- Developer: Mark Dixon
- Publisher: Alien Images
- Platform: Acorn Archimedes
- Release: EU: 1990;
- Genres: 3D, Role-playing
- Mode: Single player or Multi player

= Starch (video game) =

1990 video game

Starch is a computer game written by Mark Dixon in 1990 for the Acorn Archimedes computer. The objective of the game was to help the principal characters complete tasks related to laundry duties in the company in which they worked.

Starch was retailed through Dabs Press which was closely associated with the publisher Alien Images.

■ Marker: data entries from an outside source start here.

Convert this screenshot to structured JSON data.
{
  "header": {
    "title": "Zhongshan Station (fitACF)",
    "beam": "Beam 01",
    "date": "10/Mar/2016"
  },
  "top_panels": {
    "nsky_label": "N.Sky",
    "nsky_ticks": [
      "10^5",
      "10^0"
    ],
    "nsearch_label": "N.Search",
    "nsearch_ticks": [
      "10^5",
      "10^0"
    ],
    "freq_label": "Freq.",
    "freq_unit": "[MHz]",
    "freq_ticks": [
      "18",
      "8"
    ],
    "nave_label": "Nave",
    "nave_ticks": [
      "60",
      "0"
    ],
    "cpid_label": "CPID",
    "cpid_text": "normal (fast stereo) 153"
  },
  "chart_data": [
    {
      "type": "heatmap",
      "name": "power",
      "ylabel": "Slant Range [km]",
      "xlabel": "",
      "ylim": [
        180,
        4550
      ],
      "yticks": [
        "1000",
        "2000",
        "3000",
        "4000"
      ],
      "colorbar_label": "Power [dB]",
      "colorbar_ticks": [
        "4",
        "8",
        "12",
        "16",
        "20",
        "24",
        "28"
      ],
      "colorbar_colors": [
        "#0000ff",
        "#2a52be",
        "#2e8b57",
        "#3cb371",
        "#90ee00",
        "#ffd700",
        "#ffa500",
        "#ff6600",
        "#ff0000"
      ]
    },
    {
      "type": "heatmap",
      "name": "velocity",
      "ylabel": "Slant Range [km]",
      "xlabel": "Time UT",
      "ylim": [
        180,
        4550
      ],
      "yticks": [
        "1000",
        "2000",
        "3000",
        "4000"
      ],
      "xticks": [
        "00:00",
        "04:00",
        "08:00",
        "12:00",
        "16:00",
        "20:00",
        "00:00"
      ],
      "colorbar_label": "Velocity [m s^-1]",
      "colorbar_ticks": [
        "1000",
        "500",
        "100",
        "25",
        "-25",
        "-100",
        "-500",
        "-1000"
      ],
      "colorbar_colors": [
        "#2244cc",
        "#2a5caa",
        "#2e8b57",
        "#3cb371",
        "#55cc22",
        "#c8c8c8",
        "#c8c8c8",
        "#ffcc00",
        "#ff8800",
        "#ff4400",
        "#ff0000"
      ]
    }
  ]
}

The game supported either one or two simultaneous players. It featured a 3D playing area, digitized sound, speech and music, and used a 256 color screen mode.

==Gameplay==

Starch saw two manual workers, Harry and Dave, on a frantic clothes-cleaning night shift. The game supported either one or two simultaneous players. In addition to the two main characters the game also included a computer controlled character called Sam that attempted to stop the progress of the main characters. In one player mode the second character would be controlled by the computer.

There were five different levels to complete, each consisting of a specific task. In order to complete a task the player had to work out how to operate various pieces of machinery controlled by buttons, levers and ropes.

Each level ended when the available time expired or a specific 'Quota' had been met. Following the completion of each level the two characters would be shown in the manager's office. If the level had been successfully completed then they would jump up in the air in celebration. If the level had not been completed then the manager would pull a lever that caused a trap door to be opened below the player(s), while uttering the words "you're fired!"

== Reception ==

Starch was rated in the top ten games of 1990 by BBC Acorn User Magazine and described as probably the only original concept to have hit the games scene in that year, praising the replay value of the two-player mode.

Eurogamer also highlighted the unusual game premise, and described the freedom to choose between cooperative or competitive gameplay.